Our guest
post today is from Milt Toby, an author and attorney who has been writing about Thoroughbred
racing for some forty years. His six previous books include Dancer's Image:
The Forgotten Story of the 1968 Kentucky Derby, which won the Dr. Tony Ryan Book Award as the best book about
Thoroughbred racing published in 2011 and an American Horse Publications
Editorial Award for the best equine book of 2011. Milt is a director of American
Horse Publications and a former chair of the Kentucky Bar Association's Equine
Law Section.
Milt has a brand new book out called Noor:
A Champion Thoroughbred's Unlikely Journey from
California to Kentucky.
Here's the blurb from Amazon:
While Seabiscuit is perhaps the best-known
Thoroughbred in history, Charles S. Howard owned another remarkable racehorse
that should never be forgotten. Irish-bred Noor dominated the 1950 racing
season, setting world records in victories over Citation and winning the Hollywood
Gold Cup by defeating a Triple Crown winner, the Horse of the Year and the
previous year's Kentucky Derby winner. Sadly, that fame faded as he failed to
sire champions, and Noor was buried in an unmarked grave in Northern California
decades later. Veteran turf writer Milt Toby recounts Noor's colorful career
and the inspiring story of racing enthusiast Charlotte Farmer's personal
mission to exhume the Thoroughbred's remains for reburial in central Kentucky
years after the horse was inducted into the hall of fame.
Today, Milt shares his perspective on the writing process.
Keep Trying ‘Til You
Get It Right
by Milt Toby
It’s a well-documented malady associated with writing:
falling in love with a clever turn of phrase, or paragraph, or scene, and then
steadfastly refusing to cut it out of the final draft.
It’s one of the things that I struggle with
in all of my writing.
If you’ve nurtured
a favorite scene and now don’t have the heart to do away with it, even if you
know that it needs to go, take a lesson from Ernest Hemingway.
I finished rereading
A
Farewell to Arms a few days ago and as always I came away in awe of
Hemingway’s genius with words.
The
version I read was the new Hemingway Library Edition, and what made it special
was this: Hemingway often said that he rewrote the ending 39 times to be
certain that he got the words right, and this edition assembles—apparently for
the first time—all of those alternative endings.
A few of the endings that Hemingway tried but
ultimately rejected are very similar to the final version, with only a word
changed here and there, the literary equivalent of fine-tuning for maximum
effect.
Others are radical departures
from the published ending, including three versions that take a fundamental
part of the conclusion and twist it 180 degrees.

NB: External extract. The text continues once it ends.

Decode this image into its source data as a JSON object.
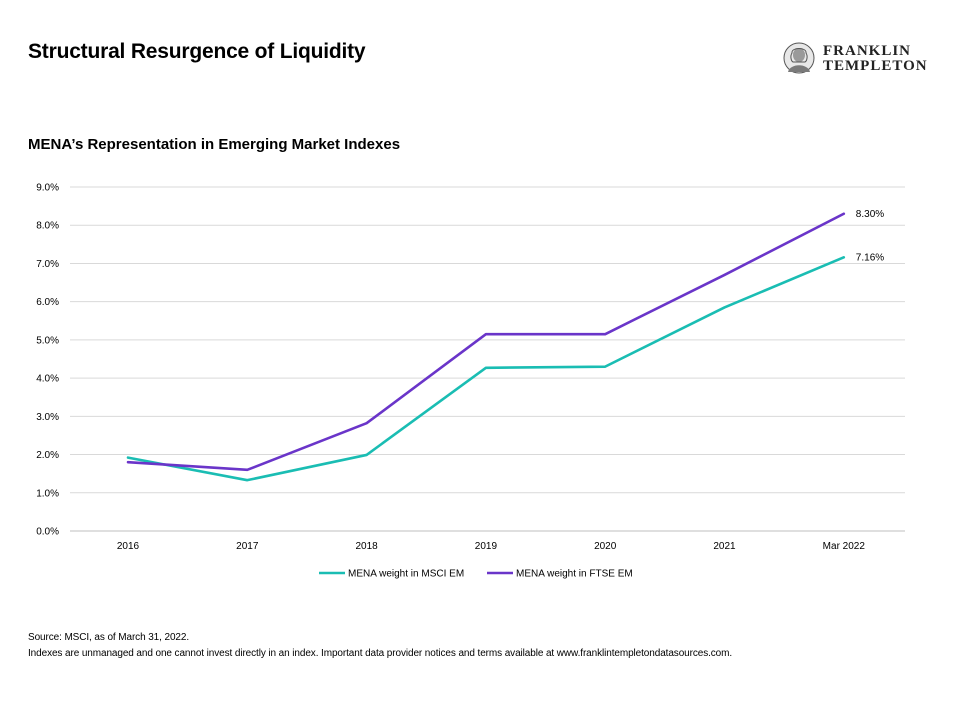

The book also includes excerpts from some of the early
drafts of the novel, many handwritten, others typed, with Hemingway’s edits
included.
A Farewell to Arms is worth reading and rereading on its own
merits.
The special treat of this
edition is being able to flip to the appendices and get a feel for Hemingway’s
thinking as he crafted the final manuscript.
Of all the possible endings, the one I liked best happened
to be one that Hemingway didn’t choose, and that’s another important lesson:
It’s a fact of life that not everyone is going to like what you write, or how
you write it.
Listen to criticism from
members of your writing group, or your mentor, or your spouse, but always
remember that your inner critic is the most important voice of all.
If it takes 39 drafts to get it right, that’s
how many it takes.
Milt Toby lives in Central Kentucky with his wife, Roberta, two dogs and two cats. This is a stop on Milt's tour with Walker Author Tours. For more about his book
Noor, or any of his other books, you can read more here:
http://services.authorjennwalker.com/noor-virtual-book-tour/
Thank you so much for stopping by, Milt, and sharing your thoughts. Your books look fascinating and informative!
4 comments:
Thank you for hosting Milt on his tour!
Thank you for hosting Milt on his tour!
Milt - your book sounds fascinating. I love reading about race horses, loved the story of Seabiscuit, and this book sounds like it has a bit of a mystery to it also. I'll look for it!
Thank you for the advice, Milt. Although I hate to hear of others struggling, it's somewhat comforting as a writer to know that people like Ernest Hemingway worked to produce the final result; it didn't just happen. Look forward to learning more about Noor!